Every day consumers are bombarded by an enormous amount of commercial messaging, advertising, sales prompts and calls to action. The tools through which they receive this information have also become more intricate, adding layers of complexity to how they consume information, transact or bank, writes Craig Corte, head of customer experience and design at Barclays Africa.
While technology and connectivity have given consumers much more choice, they have also created an environment in which consumers’ needs can get lost – buried under “innovation” and “mechanisation” being implemented just for the sake of it.
Banking, in particular, is massively complex and banks are notorious for sacrificing simplicity and utility for expanded capability.
Fortunately, this is changing, as more organisations start incorporating design theory into their business development – something that has long been the purview of companies like Apple and Google.
Design theory is a response to the massive amount of complexity surrounding consumers today. It seeks to simplify things into usable, innovative, useful experiences by placing the consumer at the centre of the development and testing processes before putting in place offerings that truly meet customer needs.
It is at the core of the recent revamp of our digital platforms, specifically our new website, mobile app and ChatBanking for Twitter and Facebook, all launched in July, as well as our new online banking platform due for release before the end of this year.
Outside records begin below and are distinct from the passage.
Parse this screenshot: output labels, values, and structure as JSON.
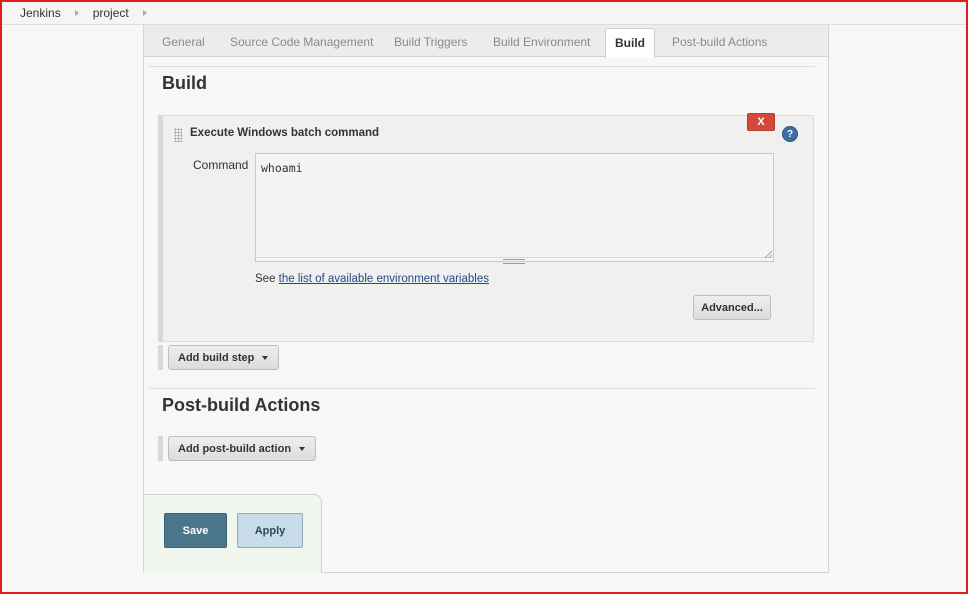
{
  "breadcrumb": {
    "items": [
      "Jenkins",
      "project"
    ]
  },
  "tabs": [
    {
      "label": "General"
    },
    {
      "label": "Source Code Management"
    },
    {
      "label": "Build Triggers"
    },
    {
      "label": "Build Environment"
    },
    {
      "label": "Build",
      "active": true
    },
    {
      "label": "Post-build Actions"
    }
  ],
  "build": {
    "title": "Build",
    "step": {
      "title": "Execute Windows batch command",
      "delete_label": "X",
      "help_label": "?",
      "command_label": "Command",
      "command_value": "whoami",
      "env_prefix": "See",
      "env_link": "the list of available environment variables",
      "advanced_label": "Advanced..."
    },
    "add_step_label": "Add build step"
  },
  "post_build": {
    "title": "Post-build Actions",
    "add_action_label": "Add post-build action"
  },
  "footer": {
    "save_label": "Save",
    "apply_label": "Apply"
  },
  "colors": {
    "frame_border": "#e11d1d",
    "save_button": "#4b758b",
    "apply_button": "#c7dbe8",
    "delete_button": "#d24939",
    "link": "#204a87"
  }
}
Customer experience by design
Our goal is to use design theory to make banking less complex but more useful, efficient and beautiful. We built a set of design principles in order to create consistency across our business, reinforce our brand, create instantly recognisable customer experiences, guide our decisions on projects and products and ultimately, act as the foundation for everything we do.
We interviewed hundreds of customers, against various personas to deeply understand the problems, issues and frustrations they experience when using our current products. Based on this feedback we built the first prototypes that we believed would address these issues through a redefined banking experience. The prototypes were then put back into testing with customers for further feedback and analysis and again refined based on this data. We repeated this process until we achieved the final products that have now been released into the market.
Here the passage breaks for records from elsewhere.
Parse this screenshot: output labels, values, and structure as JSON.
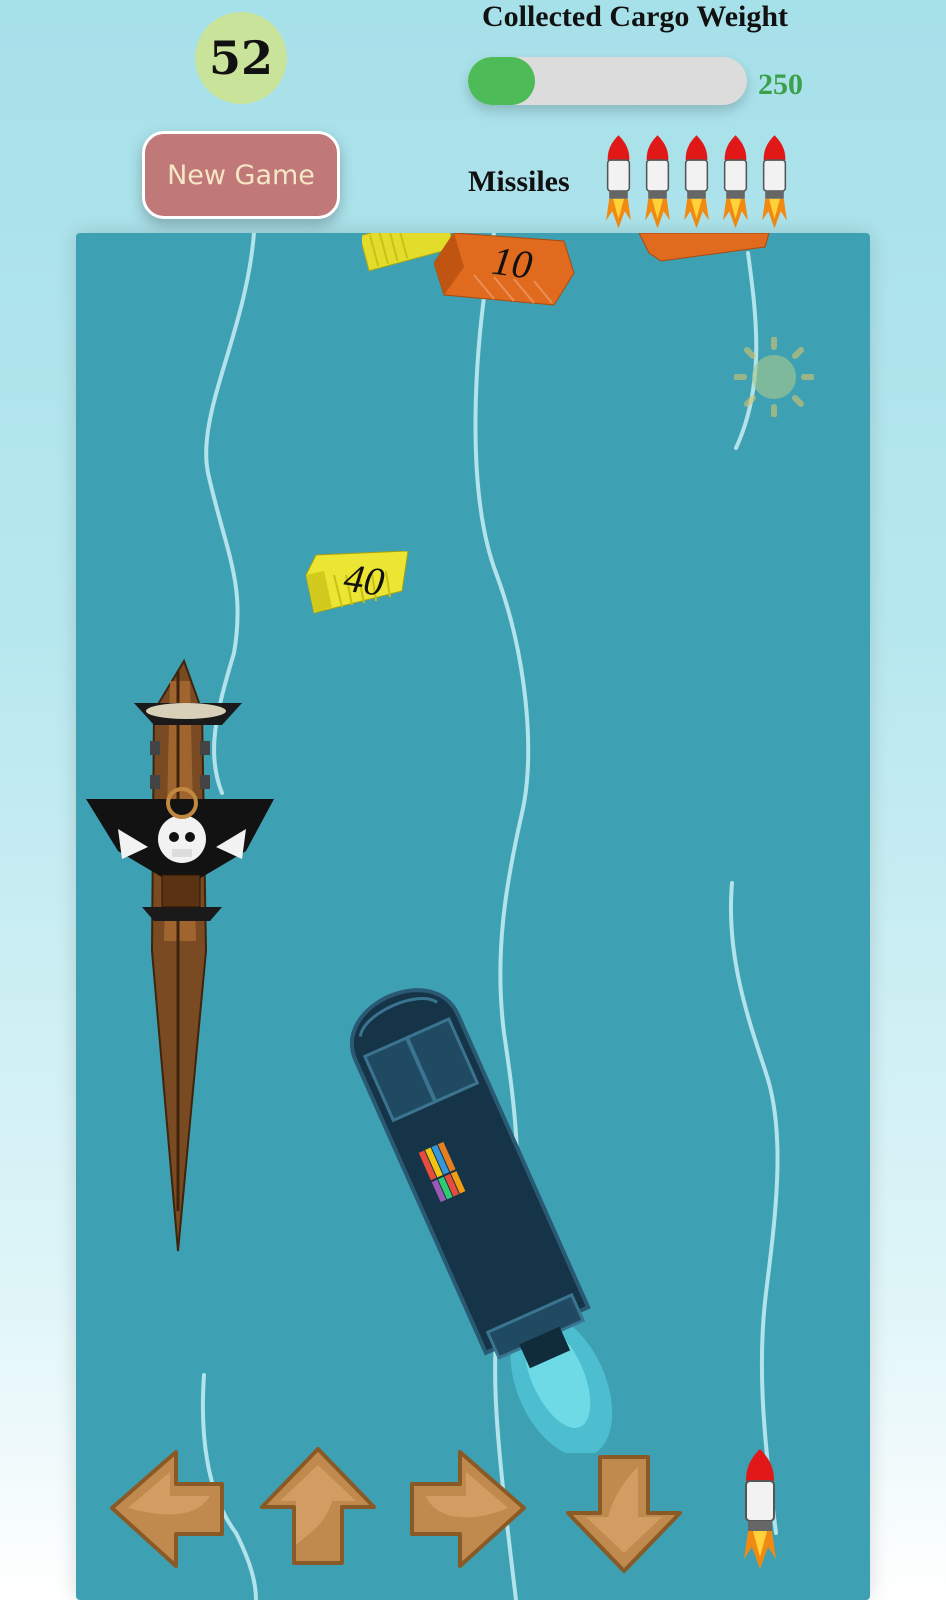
{
  "hud": {
    "score": "52",
    "new_game_label": "New Game",
    "cargo_title": "Collected Cargo Weight",
    "cargo_progress": 0.24,
    "cargo_value": "250",
    "missiles_label": "Missiles",
    "missiles_count": 5
  },
  "colors": {
    "score_badge": "#c9e39a",
    "button": "#c07878",
    "progress_fill": "#4dbb57",
    "water": "#3ea1b3",
    "cargo_value": "#3aa04a"
  },
  "board": {
    "containers": [
      {
        "color": "yellow",
        "label": ""
      },
      {
        "color": "orange",
        "label": "10"
      },
      {
        "color": "orange",
        "label": ""
      },
      {
        "color": "yellow",
        "label": "40"
      }
    ],
    "icons": [
      "sun-icon",
      "pirate-ship",
      "cargo-ship"
    ]
  },
  "controls": [
    "arrow-left-icon",
    "arrow-up-icon",
    "arrow-right-icon",
    "arrow-down-icon",
    "fire-missile-icon"
  ]
}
The idea is that we take customers on a journey with us. We iterate and improve consistently, and build velocity around releasing products. The customer feedback loop and rich customer analytics help us co-create the product our customers want. In every step of the way we include customer traction and feedback.

Lessons learnt
By implementing this approach we have learnt that it doesn’t matter which platform our customers use to interact with us (whether it is a feature phone or a combined experience of apps, connected television, social media and ATMs), the same level of scrutiny and rigour has to be applied in understanding those customers and building solutions both for the customers we have and for the customers we want in the future.
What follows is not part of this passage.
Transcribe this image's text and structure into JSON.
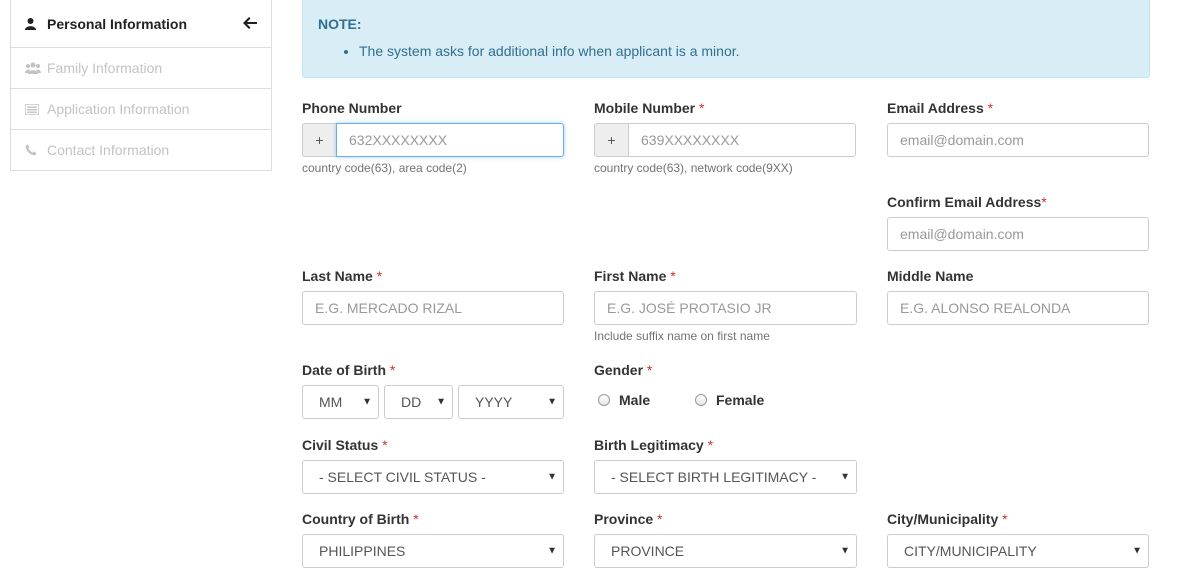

We have also been able to create efficiencies when it comes to product and service offerings, trimming away unwanted and cumbersome capabilities and replacing them with what our customers truly want.
Banks are traditionally bad at discarding what they don’t need. They often build something that no-one uses because it solves a business need rather than a customer one. The end result is masses of complexity but little or no adoption because customers simply don’t understand why they should use that particular product or application. Design theory is the crucial element, responsible for how we will change this.

What it means for business
Design sits between the consumer and the brand. It’s that moment of truth where the consumer confronts the brand promise, and it requires a deeper understanding of what your customers are actually trying to achieve by using your product.
The companies who get this right generally outperform their competitors. Evidence shows that design-led businesses have outperformed their peers over the last fifteen years on the New York Stock Market.
In 2014 the DMI Design Index showed that design-led companies like Apple and Google, maintained significant stock market advantage and outperformed the S&P by an extraordinary 228% over 10 years.
These companies understand that today’s brands are living, breathing entities that reinforce themselves through consumer interaction.
The financial services industry is shifting and we are seeing the emergence of new competitors every day. By implementing design theory across our business we believe we can compete with these new competitors and continue to be the reliable and stable service provider our customers expect us to be. It will make us more agile and lead to a better bottom line overall.
We’ve identified the digital space as the best place to start but over time design theory will begin to player a bigger role in the business and, as we build out capacity and change the way South Africans bank, for the better.